EVM Convention Center
- Interactive map of EVM Convention Center
- Address: Quezon City, Metro Manila Philippines
- Coordinates: 14°39′46″N 121°02′51″E﻿ / ﻿14.6627°N 121.0474°E
- Owner: Iglesia ni Cristo
- Capacity: 2,936
- Type: Convention center

Construction
- Opened: March 15, 2022

= EVM Convention Center =

Convention center in Quezon City, Philippines

The EVM Convention Center is a convention center in Quezon City, Metro Manila, Philippines. It is associated with the Iglesia ni Cristo.

==History==
The EVM Convention Center was built by the Iglesia ni Cristo (INC), a Philippine-based Christian church. It was among the named projects of the INC for its Centennial celebration on July 27, 2014. An accident occurred at the construction site in February 2013 killing a worker. The facility was not finished in time for the church anniversary.

It was inaugurated on March 15, 2022, with INC Executive Minister Eduardo V. Manalo leading the conduct of the International Conference, for Ministers and Ministerial Workers.

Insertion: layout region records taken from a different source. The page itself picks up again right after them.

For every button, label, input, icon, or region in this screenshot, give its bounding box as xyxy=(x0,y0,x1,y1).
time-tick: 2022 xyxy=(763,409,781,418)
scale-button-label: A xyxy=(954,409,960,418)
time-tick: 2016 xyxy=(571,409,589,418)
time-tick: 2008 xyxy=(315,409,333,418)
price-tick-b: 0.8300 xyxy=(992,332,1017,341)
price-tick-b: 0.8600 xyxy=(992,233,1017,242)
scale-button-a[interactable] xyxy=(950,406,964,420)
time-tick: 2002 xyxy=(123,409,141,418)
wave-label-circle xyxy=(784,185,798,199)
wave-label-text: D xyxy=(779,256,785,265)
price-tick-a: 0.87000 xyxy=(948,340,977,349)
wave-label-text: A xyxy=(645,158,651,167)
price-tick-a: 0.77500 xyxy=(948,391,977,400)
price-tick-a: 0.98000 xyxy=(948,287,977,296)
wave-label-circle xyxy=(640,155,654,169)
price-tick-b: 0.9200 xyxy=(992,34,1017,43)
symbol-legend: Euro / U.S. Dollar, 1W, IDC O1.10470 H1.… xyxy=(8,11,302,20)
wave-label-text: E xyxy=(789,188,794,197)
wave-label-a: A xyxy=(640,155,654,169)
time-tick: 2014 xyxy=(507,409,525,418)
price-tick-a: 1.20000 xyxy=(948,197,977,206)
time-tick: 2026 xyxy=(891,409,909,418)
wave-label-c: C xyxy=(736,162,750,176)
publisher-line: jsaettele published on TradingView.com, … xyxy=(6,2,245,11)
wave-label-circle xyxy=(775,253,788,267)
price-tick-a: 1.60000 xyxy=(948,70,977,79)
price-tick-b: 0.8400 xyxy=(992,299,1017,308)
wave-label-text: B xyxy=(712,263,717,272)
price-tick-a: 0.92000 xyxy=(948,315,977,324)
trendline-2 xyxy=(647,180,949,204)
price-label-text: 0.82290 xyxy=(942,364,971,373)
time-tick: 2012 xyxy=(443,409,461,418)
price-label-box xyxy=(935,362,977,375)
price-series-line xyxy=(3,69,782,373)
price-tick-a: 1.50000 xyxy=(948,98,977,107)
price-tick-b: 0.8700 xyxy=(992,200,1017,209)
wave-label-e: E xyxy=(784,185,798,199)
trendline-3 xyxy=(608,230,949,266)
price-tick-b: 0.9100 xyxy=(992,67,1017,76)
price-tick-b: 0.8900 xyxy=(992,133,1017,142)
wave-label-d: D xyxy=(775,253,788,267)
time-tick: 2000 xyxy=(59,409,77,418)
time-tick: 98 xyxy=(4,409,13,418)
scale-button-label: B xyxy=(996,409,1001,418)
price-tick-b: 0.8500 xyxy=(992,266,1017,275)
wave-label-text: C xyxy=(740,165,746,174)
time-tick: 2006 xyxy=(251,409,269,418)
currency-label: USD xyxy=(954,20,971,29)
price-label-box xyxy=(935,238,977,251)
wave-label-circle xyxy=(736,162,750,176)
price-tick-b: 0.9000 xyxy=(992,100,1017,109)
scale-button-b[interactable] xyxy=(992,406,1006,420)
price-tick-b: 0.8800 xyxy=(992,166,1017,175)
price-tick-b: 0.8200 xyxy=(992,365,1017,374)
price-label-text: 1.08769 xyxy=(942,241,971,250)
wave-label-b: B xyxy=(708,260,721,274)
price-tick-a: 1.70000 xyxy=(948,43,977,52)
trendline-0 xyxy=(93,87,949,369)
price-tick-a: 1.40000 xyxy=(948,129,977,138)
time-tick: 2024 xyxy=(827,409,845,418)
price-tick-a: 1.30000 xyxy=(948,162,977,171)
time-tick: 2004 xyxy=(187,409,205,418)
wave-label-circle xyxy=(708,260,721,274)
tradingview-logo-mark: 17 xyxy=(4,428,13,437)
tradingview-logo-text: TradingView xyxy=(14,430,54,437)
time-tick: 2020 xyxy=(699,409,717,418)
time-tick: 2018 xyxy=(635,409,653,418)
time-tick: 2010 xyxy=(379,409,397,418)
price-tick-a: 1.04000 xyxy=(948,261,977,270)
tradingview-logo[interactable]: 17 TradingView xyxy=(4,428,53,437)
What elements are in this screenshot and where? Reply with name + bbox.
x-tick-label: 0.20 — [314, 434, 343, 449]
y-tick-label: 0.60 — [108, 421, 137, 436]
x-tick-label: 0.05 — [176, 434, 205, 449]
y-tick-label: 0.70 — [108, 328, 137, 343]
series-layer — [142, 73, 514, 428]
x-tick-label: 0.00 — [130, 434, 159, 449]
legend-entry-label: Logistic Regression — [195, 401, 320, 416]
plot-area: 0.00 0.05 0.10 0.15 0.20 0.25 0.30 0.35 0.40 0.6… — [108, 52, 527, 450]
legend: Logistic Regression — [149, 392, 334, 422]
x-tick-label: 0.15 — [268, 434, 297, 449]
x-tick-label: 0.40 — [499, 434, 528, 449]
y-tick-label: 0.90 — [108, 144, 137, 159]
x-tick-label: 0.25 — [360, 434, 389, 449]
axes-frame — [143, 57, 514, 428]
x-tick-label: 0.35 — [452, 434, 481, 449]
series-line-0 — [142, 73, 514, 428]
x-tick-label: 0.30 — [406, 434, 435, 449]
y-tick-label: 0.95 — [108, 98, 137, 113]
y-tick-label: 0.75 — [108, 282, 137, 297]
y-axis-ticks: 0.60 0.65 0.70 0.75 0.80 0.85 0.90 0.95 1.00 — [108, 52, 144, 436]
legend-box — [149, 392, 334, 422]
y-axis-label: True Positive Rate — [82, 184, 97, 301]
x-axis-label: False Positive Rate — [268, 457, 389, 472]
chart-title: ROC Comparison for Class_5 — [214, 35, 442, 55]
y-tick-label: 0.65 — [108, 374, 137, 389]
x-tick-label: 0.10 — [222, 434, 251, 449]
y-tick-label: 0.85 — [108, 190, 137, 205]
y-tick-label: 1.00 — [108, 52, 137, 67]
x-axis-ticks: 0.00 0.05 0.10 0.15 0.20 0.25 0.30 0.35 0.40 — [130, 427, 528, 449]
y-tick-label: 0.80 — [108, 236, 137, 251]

The name of the convention center is based on the initials of the Church's Executive Minister, Eduardo V. Manalo.

==Specifications==
The building has the following auditoriums:

- Felix Y. Manalo Hall – 2,936 seats
- Eraño G. Manalo Hall – 1,659 seats
- Glicerio B. Santos Jr. Hall – 271 seats

==Events==
Aside from INC events, the convention center has served as a venue for other notable events such as STAYC's fan meet in the Philippines; the group stage of the Mobile Legends: Bang Bang esports tournament, MLBB M5 World Championship in December 2023 as well as the MPL Philippines's Season 12 playoff.